Dr. Jennifer Glass's lecture will explore the reasons as to why women are kept out of the STEM field. | Courtesy of CLASS

Jennifer Glass’s lecture will explore the reasons as to why women are kept out of the STEM field. | Courtesy of CLASS

Recent findings show that many women are staying out of STEM careers. Jennifer Glass will analyze the entry and retention of women in STEM occupations from 6:30 to 8 p.m. today at the UC Theater.

Glass is the Barbara Bush Professor of Liberal Arts in the Department of Sociology and Research Associate in the Population Research Center at the University of Texas – Austin. She received her bachelor’s in social science from New College of Florida and both her master’s and Ph.D. in sociology from University of Wisconsin – Madison.

“UT sociologist Jennifer Glass is presenting some of the findings from her research,” said Melissa J. Carroll, a UH media relations representative. “A tremendous number of women now get degrees in STEM disciplines, but over half leave their field within 5 years following graduation and poor working conditions and hostile climate seem to be more of the culprit here than lack of interest among women or work-family issues.”

Glass serves as the Vice President of the American Sociological Association and on serves on the Board of Directors and as treasurer on the Council on Contemporary Families. She has published more than 50 articles and books on work and family issues, gender stratification in the labor force, mother’s employment and mental health, religious conservatism and women’s economic attainment.
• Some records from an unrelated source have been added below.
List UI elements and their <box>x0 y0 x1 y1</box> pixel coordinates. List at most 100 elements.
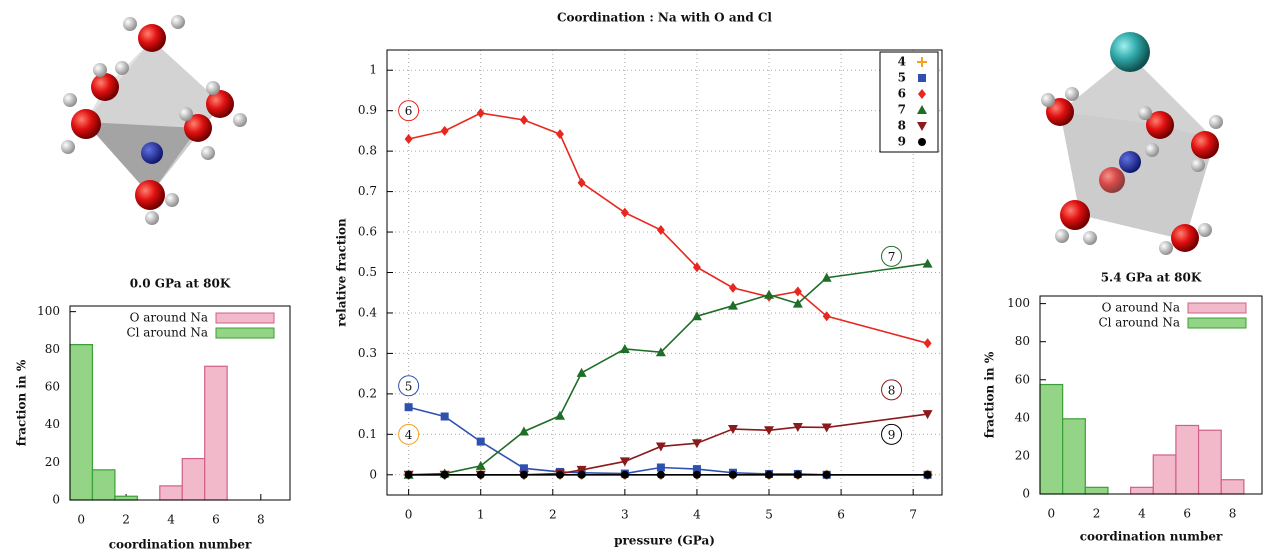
bar <box>1175 424 1200 495</box>
bar <box>159 485 183 501</box>
series-line <box>408 112 928 345</box>
marker <box>555 129 564 140</box>
marker <box>822 470 831 479</box>
x-tick-label: 8 <box>1229 507 1237 521</box>
x-tick-label: 7 <box>909 508 917 522</box>
marker <box>655 347 666 357</box>
annotation-ring <box>398 100 420 122</box>
annotation-ring <box>881 423 903 445</box>
marker <box>475 460 486 470</box>
marker <box>822 311 831 322</box>
y-tick-label: 0 <box>1022 487 1030 501</box>
y-tick-label: 100 <box>1007 296 1030 310</box>
marker <box>917 105 927 114</box>
marker <box>476 470 485 479</box>
y-tick-label: 0 <box>369 467 377 481</box>
y-tick-label: 1 <box>369 63 377 77</box>
marker <box>555 470 564 479</box>
x-tick-label: 2 <box>549 508 557 522</box>
marker <box>519 470 528 479</box>
bar <box>1062 418 1086 495</box>
marker <box>518 426 529 436</box>
chart-title: 0.0 GPa at 80K <box>130 277 231 291</box>
marker <box>519 464 528 473</box>
legend-label: 4 <box>898 55 906 69</box>
legend-swatch <box>215 312 275 324</box>
x-tick-label: 6 <box>837 508 845 522</box>
x-tick-label: 6 <box>1183 507 1191 521</box>
marker <box>923 338 932 349</box>
marker <box>576 465 587 475</box>
marker <box>440 412 449 421</box>
marker <box>519 114 528 125</box>
annotation: 5 <box>405 379 413 393</box>
marker <box>792 298 803 308</box>
legend-label: Cl around Na <box>1098 316 1180 330</box>
marker <box>727 300 738 310</box>
legend-label: Cl around Na <box>126 326 208 340</box>
bar <box>1130 486 1154 495</box>
marker <box>918 74 926 82</box>
marker <box>576 367 587 377</box>
annotation: 7 <box>888 250 896 264</box>
chart-title: Coordination : Na with O and Cl <box>557 11 772 25</box>
marker <box>554 410 565 420</box>
y-tick-label: 0.5 <box>358 265 377 279</box>
x-axis-label: coordination number <box>109 538 252 552</box>
y-tick-label: 0.2 <box>358 386 377 400</box>
marker <box>619 457 630 467</box>
marker <box>922 410 933 420</box>
legend-label: O around Na <box>130 311 208 325</box>
annotation: 6 <box>405 104 413 118</box>
y-tick-label: 0.9 <box>358 103 377 117</box>
y-axis-label: fraction in % <box>983 351 997 438</box>
marker <box>619 343 630 353</box>
legend-label: 8 <box>898 119 906 133</box>
marker <box>793 286 802 297</box>
legend-box <box>879 51 939 153</box>
legend-swatch <box>215 327 275 339</box>
bar <box>204 365 228 501</box>
bar <box>69 344 94 501</box>
y-tick-label: 0.7 <box>358 184 377 198</box>
bar <box>1220 479 1245 495</box>
marker <box>404 134 413 144</box>
marker <box>821 272 832 282</box>
marker <box>404 403 413 412</box>
marker <box>922 258 933 268</box>
bar <box>181 457 206 501</box>
marker <box>923 470 932 479</box>
y-tick-label: 80 <box>45 342 60 356</box>
annotation-ring <box>398 423 420 445</box>
bar <box>1084 486 1109 495</box>
y-axis-label: relative fraction <box>335 218 349 327</box>
marker <box>728 470 737 479</box>
legend-label: 6 <box>898 87 906 101</box>
plot-frame <box>69 305 291 501</box>
x-tick-label: 8 <box>257 513 265 527</box>
series-line <box>408 262 928 476</box>
marker <box>440 470 449 479</box>
annotation-ring <box>881 379 903 401</box>
x-tick-label: 1 <box>477 508 485 522</box>
legend-swatch <box>1187 317 1247 329</box>
marker <box>655 442 666 452</box>
marker <box>821 423 832 433</box>
x-tick-label: 0 <box>77 513 85 527</box>
y-tick-label: 40 <box>45 417 60 431</box>
marker <box>577 470 586 479</box>
annotation: 8 <box>888 383 896 397</box>
legend-label: 5 <box>898 71 906 85</box>
x-tick-label: 3 <box>621 508 629 522</box>
x-tick-label: 0 <box>405 508 413 522</box>
y-tick-label: 20 <box>45 455 60 469</box>
y-tick-label: 0.1 <box>358 427 377 441</box>
marker <box>577 177 586 188</box>
bar <box>114 495 138 501</box>
y-axis-label: fraction in % <box>15 359 29 446</box>
marker <box>917 122 927 131</box>
marker <box>692 465 701 474</box>
marker <box>918 89 926 99</box>
y-tick-label: 60 <box>1015 372 1030 386</box>
y-tick-label: 80 <box>1015 334 1030 348</box>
Her work has appeared in the American Journal of Sociology, American Sociological Review, Social Forces, Journal of Marriage and the Family, Journal of Health and Social Behavior and Demography, among others.

The lecture will include a report on recent research findings on the recruitment and retention of women in STEM fields within the U.S. and discuss challenges for continued progress and barriers to change.

This lecture is free to the public and is sponsored by CLASS and Friends of Women Studies.